Jeune talent

Eva Zaïcik

© VICTOR TOUSSAINT

Depuis le mois de février, la mezzo-soprano française enchaîne les récompenses : Troisième prix du Concours « Voix Nouvelles », « Révélation Artiste Lyrique » aux Victoires de la Musique Classique, Deuxième prix du Concours « Reine Élisabeth »…

Difficile de réaliser un portrait sans rencontrer la personne, ni même lui parler par téléphone. Pourtant, avec Eva Zaïcik, qui se décrit comme « passionnée, exigeante et sensible », l’exercice de l’interview par courriel prend des atours chaleureux, dévoilant entre les lignes une nature sincère et enthousiaste, ainsi qu’une grande humilité.

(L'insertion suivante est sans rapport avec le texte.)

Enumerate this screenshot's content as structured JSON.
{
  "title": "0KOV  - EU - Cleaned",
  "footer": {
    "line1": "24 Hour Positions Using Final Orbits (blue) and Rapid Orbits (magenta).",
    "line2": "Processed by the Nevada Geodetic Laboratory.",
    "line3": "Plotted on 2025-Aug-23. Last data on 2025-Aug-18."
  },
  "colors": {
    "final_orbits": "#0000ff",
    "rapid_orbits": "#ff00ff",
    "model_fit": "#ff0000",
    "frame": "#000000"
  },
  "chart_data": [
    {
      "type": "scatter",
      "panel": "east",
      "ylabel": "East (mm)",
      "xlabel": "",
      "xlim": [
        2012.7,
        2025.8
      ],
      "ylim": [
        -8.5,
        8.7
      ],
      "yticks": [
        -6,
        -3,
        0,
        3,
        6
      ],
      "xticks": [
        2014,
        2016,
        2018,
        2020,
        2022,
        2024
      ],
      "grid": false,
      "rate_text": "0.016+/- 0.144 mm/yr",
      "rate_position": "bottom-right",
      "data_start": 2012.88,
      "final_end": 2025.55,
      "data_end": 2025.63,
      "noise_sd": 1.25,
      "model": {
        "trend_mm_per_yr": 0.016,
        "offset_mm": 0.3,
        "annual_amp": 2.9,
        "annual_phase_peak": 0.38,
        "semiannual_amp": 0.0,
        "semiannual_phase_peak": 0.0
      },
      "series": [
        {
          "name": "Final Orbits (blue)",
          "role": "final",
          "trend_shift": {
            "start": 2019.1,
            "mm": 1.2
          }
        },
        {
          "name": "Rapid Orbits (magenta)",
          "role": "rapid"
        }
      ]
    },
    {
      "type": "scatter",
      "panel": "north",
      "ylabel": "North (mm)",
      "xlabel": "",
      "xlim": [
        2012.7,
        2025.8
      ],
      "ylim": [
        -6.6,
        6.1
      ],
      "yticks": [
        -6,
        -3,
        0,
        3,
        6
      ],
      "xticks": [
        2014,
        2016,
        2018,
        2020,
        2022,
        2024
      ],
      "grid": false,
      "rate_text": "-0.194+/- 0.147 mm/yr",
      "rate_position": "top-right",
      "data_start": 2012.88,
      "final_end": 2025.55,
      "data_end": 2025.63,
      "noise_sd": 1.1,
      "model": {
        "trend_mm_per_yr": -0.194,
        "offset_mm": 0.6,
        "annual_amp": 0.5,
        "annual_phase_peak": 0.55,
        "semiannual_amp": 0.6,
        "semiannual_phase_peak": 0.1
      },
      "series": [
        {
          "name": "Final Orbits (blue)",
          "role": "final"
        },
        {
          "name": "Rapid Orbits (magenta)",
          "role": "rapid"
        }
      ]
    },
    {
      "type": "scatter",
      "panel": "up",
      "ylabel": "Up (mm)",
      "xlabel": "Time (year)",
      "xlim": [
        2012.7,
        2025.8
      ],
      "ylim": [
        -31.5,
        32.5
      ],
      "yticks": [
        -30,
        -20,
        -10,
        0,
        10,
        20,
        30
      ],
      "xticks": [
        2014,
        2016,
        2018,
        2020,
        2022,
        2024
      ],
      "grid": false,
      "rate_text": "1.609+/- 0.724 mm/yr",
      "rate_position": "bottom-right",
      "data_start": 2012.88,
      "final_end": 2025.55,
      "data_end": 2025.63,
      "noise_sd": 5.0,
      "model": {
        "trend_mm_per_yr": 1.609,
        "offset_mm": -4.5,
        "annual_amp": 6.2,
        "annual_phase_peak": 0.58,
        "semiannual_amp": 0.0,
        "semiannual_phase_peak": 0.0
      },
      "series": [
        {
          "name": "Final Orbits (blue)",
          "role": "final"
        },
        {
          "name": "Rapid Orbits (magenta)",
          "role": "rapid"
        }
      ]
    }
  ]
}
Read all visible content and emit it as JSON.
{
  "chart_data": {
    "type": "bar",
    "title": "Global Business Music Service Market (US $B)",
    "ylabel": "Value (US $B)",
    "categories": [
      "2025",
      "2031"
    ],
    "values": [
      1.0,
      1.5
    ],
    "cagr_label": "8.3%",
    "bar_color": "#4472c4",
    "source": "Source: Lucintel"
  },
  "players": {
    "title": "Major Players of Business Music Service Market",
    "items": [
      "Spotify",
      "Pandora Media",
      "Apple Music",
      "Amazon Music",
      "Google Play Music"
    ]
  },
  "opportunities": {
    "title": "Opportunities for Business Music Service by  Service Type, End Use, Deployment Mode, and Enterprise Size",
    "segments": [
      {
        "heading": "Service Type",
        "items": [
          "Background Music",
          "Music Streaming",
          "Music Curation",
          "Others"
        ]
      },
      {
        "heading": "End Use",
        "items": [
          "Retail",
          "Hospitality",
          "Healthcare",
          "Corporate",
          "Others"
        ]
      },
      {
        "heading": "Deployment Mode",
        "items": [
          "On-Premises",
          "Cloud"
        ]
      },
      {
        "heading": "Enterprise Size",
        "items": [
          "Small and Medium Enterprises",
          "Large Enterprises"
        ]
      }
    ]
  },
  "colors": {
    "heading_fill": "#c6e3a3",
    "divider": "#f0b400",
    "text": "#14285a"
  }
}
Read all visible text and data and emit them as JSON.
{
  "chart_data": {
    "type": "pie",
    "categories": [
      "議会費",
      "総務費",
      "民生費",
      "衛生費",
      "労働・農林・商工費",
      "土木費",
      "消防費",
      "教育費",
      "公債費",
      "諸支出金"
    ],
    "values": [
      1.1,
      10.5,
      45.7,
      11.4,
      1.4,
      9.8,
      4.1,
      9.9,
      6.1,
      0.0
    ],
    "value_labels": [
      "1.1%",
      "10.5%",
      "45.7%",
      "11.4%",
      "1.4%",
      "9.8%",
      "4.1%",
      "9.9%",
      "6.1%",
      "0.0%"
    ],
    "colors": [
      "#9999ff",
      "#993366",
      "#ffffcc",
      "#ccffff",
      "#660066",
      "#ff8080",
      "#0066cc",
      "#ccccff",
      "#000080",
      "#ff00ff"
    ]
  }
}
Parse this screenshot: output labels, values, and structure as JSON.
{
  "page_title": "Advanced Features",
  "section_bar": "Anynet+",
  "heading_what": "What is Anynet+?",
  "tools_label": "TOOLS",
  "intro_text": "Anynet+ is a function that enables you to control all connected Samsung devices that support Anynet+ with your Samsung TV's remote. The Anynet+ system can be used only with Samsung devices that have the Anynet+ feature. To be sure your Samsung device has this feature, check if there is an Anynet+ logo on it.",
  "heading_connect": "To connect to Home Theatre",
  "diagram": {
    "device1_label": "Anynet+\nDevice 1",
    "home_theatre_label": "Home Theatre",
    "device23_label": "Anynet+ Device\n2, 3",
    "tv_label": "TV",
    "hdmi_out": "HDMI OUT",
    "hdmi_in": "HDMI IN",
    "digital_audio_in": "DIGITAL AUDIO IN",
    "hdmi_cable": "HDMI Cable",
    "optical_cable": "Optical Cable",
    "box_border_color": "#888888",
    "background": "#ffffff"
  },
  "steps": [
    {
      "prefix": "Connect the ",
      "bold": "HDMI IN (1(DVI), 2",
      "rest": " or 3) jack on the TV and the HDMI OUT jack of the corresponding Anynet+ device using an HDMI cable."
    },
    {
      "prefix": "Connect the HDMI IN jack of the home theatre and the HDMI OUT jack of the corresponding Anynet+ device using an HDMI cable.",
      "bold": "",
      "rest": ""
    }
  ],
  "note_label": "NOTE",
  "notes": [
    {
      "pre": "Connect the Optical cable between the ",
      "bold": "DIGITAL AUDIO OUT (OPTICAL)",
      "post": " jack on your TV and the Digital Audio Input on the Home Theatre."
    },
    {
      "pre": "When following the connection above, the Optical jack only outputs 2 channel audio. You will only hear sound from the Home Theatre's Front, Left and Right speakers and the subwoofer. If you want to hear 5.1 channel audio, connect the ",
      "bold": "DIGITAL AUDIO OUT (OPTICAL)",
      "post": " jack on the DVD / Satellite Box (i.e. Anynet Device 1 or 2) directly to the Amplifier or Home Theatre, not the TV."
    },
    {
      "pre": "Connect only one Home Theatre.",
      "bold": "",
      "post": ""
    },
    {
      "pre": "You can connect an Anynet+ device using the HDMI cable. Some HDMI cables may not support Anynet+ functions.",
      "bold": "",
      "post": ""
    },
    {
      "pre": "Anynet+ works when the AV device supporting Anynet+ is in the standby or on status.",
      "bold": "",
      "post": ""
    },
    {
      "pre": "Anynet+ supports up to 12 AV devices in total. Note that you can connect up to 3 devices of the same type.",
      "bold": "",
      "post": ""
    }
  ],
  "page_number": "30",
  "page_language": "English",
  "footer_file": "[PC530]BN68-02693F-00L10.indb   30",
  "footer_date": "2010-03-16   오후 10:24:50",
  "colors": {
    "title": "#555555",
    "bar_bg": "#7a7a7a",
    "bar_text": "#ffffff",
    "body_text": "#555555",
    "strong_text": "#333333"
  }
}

À aucun moment, la mezzo française ne fait mention de ses titres et récompenses, elle qui pourtant les accumule. Quand elle se raconte, c’est avec un style fluide et léger, et l’on serait presque tenté parfois de s’adonner abusivement à l’exercice du copier-coller.

Ce recul lui vient peut-être de ses débuts tardifs dans le lyrique, à un âge où la maturité commence à faire son œuvre. Car Eva Zaïcik ne se rêvait pas chanteuse d’opéra. Si elle avoue avoir toujours aimé la scène, se remémorant une vidéo de vacances où, à 2 ans, elle brûlait déjà les planches sans vouloir lâcher le micro, si elle s’exprimait beaucoup en chantant, au point que ses parents l’inscrivirent à la chorale de sa ville, elle souhaita d’abord perpétuer la tradition familiale en devenant médecin.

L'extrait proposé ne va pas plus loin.